Everything is not all good all the time.

I am happy to say I am still fighting as hard as it is becoming.  Some days, it seems insurmountable.  I hate being confined to my body.  Guess, I need to work on that spirit thing.

Oh, and by the way, my doctor said she noticed a spiritual change in me.  She has me  confused with someone else.  There is nothing grateful or spiritual about this!

End of pity party, for now.

 

Firsts and Hopefully Lasts

Posted on by tresswann

I participate in research studies.   It’s a way of making some good come out of something less than positive.   And it’s also the way I can get MRI’s.  When I originally had insurance and this started. My first MRIs cost me thousands.  Then I had Affordable care and it was reasonable.  I am back to corporate insurance and a too high copay.

This study also focuses on the neurologic.  Usually, I do those, the blood and the physical first and the 90 minutes or so of MRIs last.  This time it was reversed.  We needed to be at MRIs first at  9a.m.

I am spoiled.  Since I have started working on LI, waking at 4:15 a.m. no longer appeals to me.
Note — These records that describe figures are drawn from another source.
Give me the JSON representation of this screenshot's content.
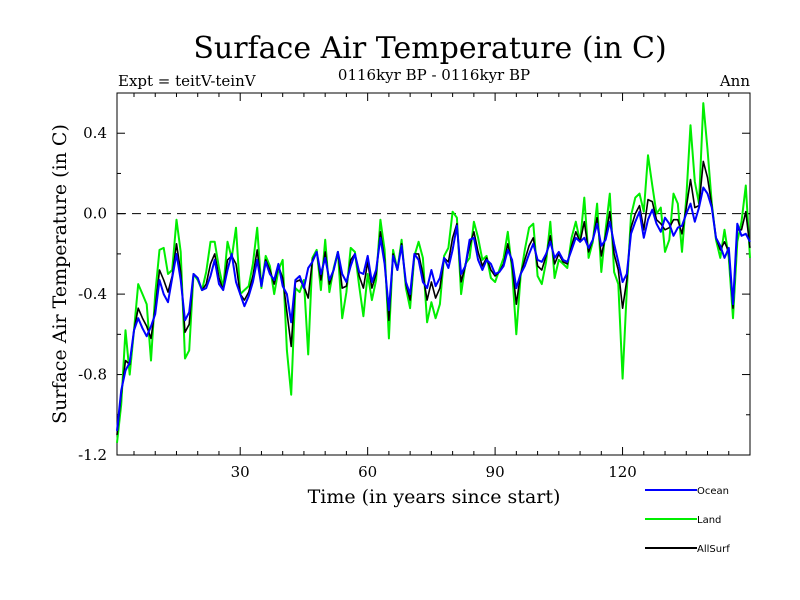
{
  "chart_data": {
    "type": "line",
    "title": "Surface Air Temperature (in C)",
    "subtitle": "0116kyr BP - 0116kyr BP",
    "expt_label": "Expt = teitV-teinV",
    "season_label": "Ann",
    "xlabel": "Time (in years since start)",
    "ylabel": "Surface Air Temperature (in C)",
    "xlim": [
      1,
      150
    ],
    "ylim": [
      -1.2,
      0.6
    ],
    "xticks": [
      30,
      60,
      90,
      120
    ],
    "yticks": [
      -1.2,
      -0.8,
      -0.4,
      0.0,
      0.4
    ],
    "ytick_labels": [
      "-1.2",
      "-0.8",
      "-0.4",
      "0.0",
      "0.4"
    ],
    "reference_line": 0.0,
    "x": [
      1,
      2,
      3,
      4,
      5,
      6,
      7,
      8,
      9,
      10,
      11,
      12,
      13,
      14,
      15,
      16,
      17,
      18,
      19,
      20,
      21,
      22,
      23,
      24,
      25,
      26,
      27,
      28,
      29,
      30,
      31,
      32,
      33,
      34,
      35,
      36,
      37,
      38,
      39,
      40,
      41,
      42,
      43,
      44,
      45,
      46,
      47,
      48,
      49,
      50,
      51,
      52,
      53,
      54,
      55,
      56,
      57,
      58,
      59,
      60,
      61,
      62,
      63,
      64,
      65,
      66,
      67,
      68,
      69,
      70,
      71,
      72,
      73,
      74,
      75,
      76,
      77,
      78,
      79,
      80,
      81,
      82,
      83,
      84,
      85,
      86,
      87,
      88,
      89,
      90,
      91,
      92,
      93,
      94,
      95,
      96,
      97,
      98,
      99,
      100,
      101,
      102,
      103,
      104,
      105,
      106,
      107,
      108,
      109,
      110,
      111,
      112,
      113,
      114,
      115,
      116,
      117,
      118,
      119,
      120,
      121,
      122,
      123,
      124,
      125,
      126,
      127,
      128,
      129,
      130,
      131,
      132,
      133,
      134,
      135,
      136,
      137,
      138,
      139,
      140,
      141,
      142,
      143,
      144,
      145,
      146,
      147,
      148,
      149,
      150
    ],
    "series": [
      {
        "name": "Ocean",
        "color": "#0000ff",
        "values": [
          -1.08,
          -0.88,
          -0.78,
          -0.74,
          -0.58,
          -0.52,
          -0.57,
          -0.61,
          -0.56,
          -0.5,
          -0.33,
          -0.4,
          -0.44,
          -0.32,
          -0.2,
          -0.33,
          -0.53,
          -0.49,
          -0.3,
          -0.32,
          -0.38,
          -0.37,
          -0.31,
          -0.23,
          -0.35,
          -0.38,
          -0.28,
          -0.2,
          -0.34,
          -0.4,
          -0.46,
          -0.41,
          -0.34,
          -0.23,
          -0.36,
          -0.24,
          -0.3,
          -0.33,
          -0.25,
          -0.36,
          -0.4,
          -0.54,
          -0.33,
          -0.31,
          -0.37,
          -0.27,
          -0.24,
          -0.19,
          -0.3,
          -0.22,
          -0.33,
          -0.28,
          -0.19,
          -0.3,
          -0.34,
          -0.26,
          -0.2,
          -0.29,
          -0.3,
          -0.21,
          -0.34,
          -0.28,
          -0.12,
          -0.25,
          -0.48,
          -0.21,
          -0.28,
          -0.16,
          -0.34,
          -0.4,
          -0.2,
          -0.23,
          -0.34,
          -0.37,
          -0.28,
          -0.36,
          -0.32,
          -0.22,
          -0.27,
          -0.18,
          -0.06,
          -0.3,
          -0.26,
          -0.13,
          -0.12,
          -0.23,
          -0.28,
          -0.23,
          -0.25,
          -0.3,
          -0.29,
          -0.26,
          -0.18,
          -0.23,
          -0.37,
          -0.3,
          -0.26,
          -0.2,
          -0.15,
          -0.23,
          -0.24,
          -0.2,
          -0.14,
          -0.22,
          -0.19,
          -0.23,
          -0.24,
          -0.18,
          -0.12,
          -0.14,
          -0.12,
          -0.17,
          -0.13,
          -0.05,
          -0.16,
          -0.13,
          -0.04,
          -0.15,
          -0.24,
          -0.34,
          -0.3,
          -0.1,
          -0.04,
          0.01,
          -0.12,
          -0.03,
          0.02,
          -0.05,
          -0.09,
          -0.02,
          -0.05,
          -0.11,
          -0.07,
          -0.06,
          0.0,
          0.05,
          -0.04,
          0.03,
          0.13,
          0.1,
          0.03,
          -0.12,
          -0.16,
          -0.22,
          -0.17,
          -0.45,
          -0.05,
          -0.11,
          -0.1,
          -0.14
        ]
      },
      {
        "name": "Land",
        "color": "#00ee00",
        "values": [
          -1.14,
          -0.95,
          -0.58,
          -0.8,
          -0.58,
          -0.35,
          -0.4,
          -0.45,
          -0.73,
          -0.4,
          -0.18,
          -0.17,
          -0.3,
          -0.28,
          -0.03,
          -0.19,
          -0.72,
          -0.68,
          -0.3,
          -0.33,
          -0.38,
          -0.29,
          -0.14,
          -0.14,
          -0.27,
          -0.37,
          -0.14,
          -0.22,
          -0.07,
          -0.4,
          -0.38,
          -0.36,
          -0.25,
          -0.07,
          -0.37,
          -0.21,
          -0.26,
          -0.4,
          -0.28,
          -0.23,
          -0.68,
          -0.9,
          -0.37,
          -0.39,
          -0.33,
          -0.7,
          -0.22,
          -0.18,
          -0.38,
          -0.13,
          -0.39,
          -0.27,
          -0.19,
          -0.52,
          -0.39,
          -0.17,
          -0.19,
          -0.36,
          -0.51,
          -0.3,
          -0.43,
          -0.33,
          -0.03,
          -0.18,
          -0.62,
          -0.18,
          -0.28,
          -0.13,
          -0.37,
          -0.47,
          -0.21,
          -0.14,
          -0.22,
          -0.54,
          -0.44,
          -0.52,
          -0.45,
          -0.21,
          -0.17,
          0.01,
          -0.02,
          -0.4,
          -0.25,
          -0.22,
          -0.04,
          -0.12,
          -0.23,
          -0.21,
          -0.32,
          -0.34,
          -0.28,
          -0.22,
          -0.09,
          -0.28,
          -0.6,
          -0.31,
          -0.18,
          -0.07,
          -0.05,
          -0.31,
          -0.35,
          -0.24,
          -0.04,
          -0.32,
          -0.23,
          -0.25,
          -0.27,
          -0.12,
          -0.04,
          -0.14,
          0.08,
          -0.22,
          -0.14,
          0.05,
          -0.29,
          -0.08,
          0.1,
          -0.29,
          -0.35,
          -0.82,
          -0.38,
          -0.01,
          0.08,
          0.1,
          0.01,
          0.29,
          0.14,
          0.0,
          0.03,
          -0.19,
          -0.13,
          0.1,
          0.05,
          -0.19,
          0.08,
          0.44,
          0.16,
          0.05,
          0.55,
          0.32,
          0.05,
          -0.13,
          -0.22,
          -0.08,
          -0.22,
          -0.52,
          -0.14,
          -0.04,
          0.14,
          -0.22
        ]
      },
      {
        "name": "AllSurf",
        "color": "#000000",
        "values": [
          -1.1,
          -0.9,
          -0.73,
          -0.75,
          -0.58,
          -0.47,
          -0.52,
          -0.56,
          -0.62,
          -0.47,
          -0.28,
          -0.33,
          -0.39,
          -0.31,
          -0.15,
          -0.29,
          -0.59,
          -0.55,
          -0.3,
          -0.32,
          -0.38,
          -0.35,
          -0.25,
          -0.2,
          -0.32,
          -0.38,
          -0.23,
          -0.21,
          -0.25,
          -0.4,
          -0.43,
          -0.39,
          -0.31,
          -0.18,
          -0.36,
          -0.23,
          -0.28,
          -0.35,
          -0.26,
          -0.32,
          -0.49,
          -0.66,
          -0.34,
          -0.33,
          -0.36,
          -0.42,
          -0.23,
          -0.19,
          -0.33,
          -0.19,
          -0.35,
          -0.28,
          -0.19,
          -0.37,
          -0.36,
          -0.23,
          -0.2,
          -0.31,
          -0.37,
          -0.24,
          -0.37,
          -0.3,
          -0.09,
          -0.23,
          -0.53,
          -0.2,
          -0.28,
          -0.15,
          -0.35,
          -0.43,
          -0.2,
          -0.2,
          -0.3,
          -0.43,
          -0.34,
          -0.42,
          -0.37,
          -0.22,
          -0.24,
          -0.12,
          -0.05,
          -0.34,
          -0.26,
          -0.16,
          -0.09,
          -0.19,
          -0.26,
          -0.22,
          -0.28,
          -0.31,
          -0.29,
          -0.25,
          -0.15,
          -0.25,
          -0.45,
          -0.3,
          -0.23,
          -0.16,
          -0.12,
          -0.26,
          -0.28,
          -0.21,
          -0.11,
          -0.25,
          -0.2,
          -0.24,
          -0.25,
          -0.16,
          -0.09,
          -0.14,
          -0.04,
          -0.19,
          -0.13,
          -0.02,
          -0.21,
          -0.11,
          0.01,
          -0.2,
          -0.28,
          -0.47,
          -0.33,
          -0.07,
          0.0,
          0.04,
          -0.08,
          0.07,
          0.06,
          -0.03,
          -0.05,
          -0.08,
          -0.07,
          -0.03,
          -0.03,
          -0.1,
          0.03,
          0.17,
          0.03,
          0.04,
          0.26,
          0.18,
          0.04,
          -0.12,
          -0.18,
          -0.14,
          -0.19,
          -0.47,
          -0.08,
          -0.08,
          0.01,
          -0.17
        ]
      }
    ],
    "legend_position": "bottom-right"
  }
}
I was better able to get to the bus uptown this time.  However, I realize that I am no longer able to work in NYC.  This is extremely disheartening.   We took a slightly later train and ran a little late.  It’s two blocks from the main office to the MRI.  Unless you have issues walking, you don’t realize that the sidewalk is slightly slanted and is not completely flush.  Also, my legs don’t work when I am upset.

I said to Tom “I think I am going to need a wheelchair to make it to the MRI.”  Now, they always offer and I always refuse.  Once,  years ago, I told him I needed a chair and  he told me if he had to carry me, it wasn’t happening.   He said,  I was going to tell you that we need one but thought you would be mad.” Oh well.  When we arrived, the research assistant said, “let’s get you a wheelchair.”  I nearly burst into tears. Ironically, there’s an underground passage.  I could have walked it but we definitely would have been late.  And it’s longer.

Now here’s the funny thing, I fall asleep during MRIs.  Yup.  No problems.  See, no one can get me there.  No one can call me or email me.  They tuck me in with a nice blanket.  Could a girl want more?  I was signed up for a special one. This time, they made me wear two gowns.  LUCKY!  So, now is the fun part.  I don’t have spectral leg, cane or glasses.  They have to carry me onto the machine. I get my nap.  They pull me out.  I am used to this drill.  They usually reposition  me and roll me back in.  Not this time.  We do the carry thing into another room and machine.  Ah, that explains the double gown!  I settle in to a new machine.  They pull me out again.  The machine is broken!

Back to the wheelchair.  And onto the neurological tests.  Well, first I do the physical .  My now usual stumble. The thing with the neurological tests is they are usually the same.  They read a list of objects and I tell them the list back.  I am really good at this. I remember from year to year. LOL.  This year they changed the list.  Hey, I aced it, no mistakes.  There are other tests which I also remember.  One I particularly dislike  is 6 shapes that you need to sort into 2 groups of 3.  I miss some usually.  This time I did more combinations than ever.  My mind is not declining.  Researcher said she won’t tell me what I missed ’cause I’ll remember next year.

Being in a wheelchair was  weird. I felt diminished. I was lower than everyone.  People moved out of our way. Moving without doing anything was unsettling.  On one hand, it was stress-free; on the other it was awful to think that I had come to that.

This cannot continue.  I cannot give up.  I don’t know what to do.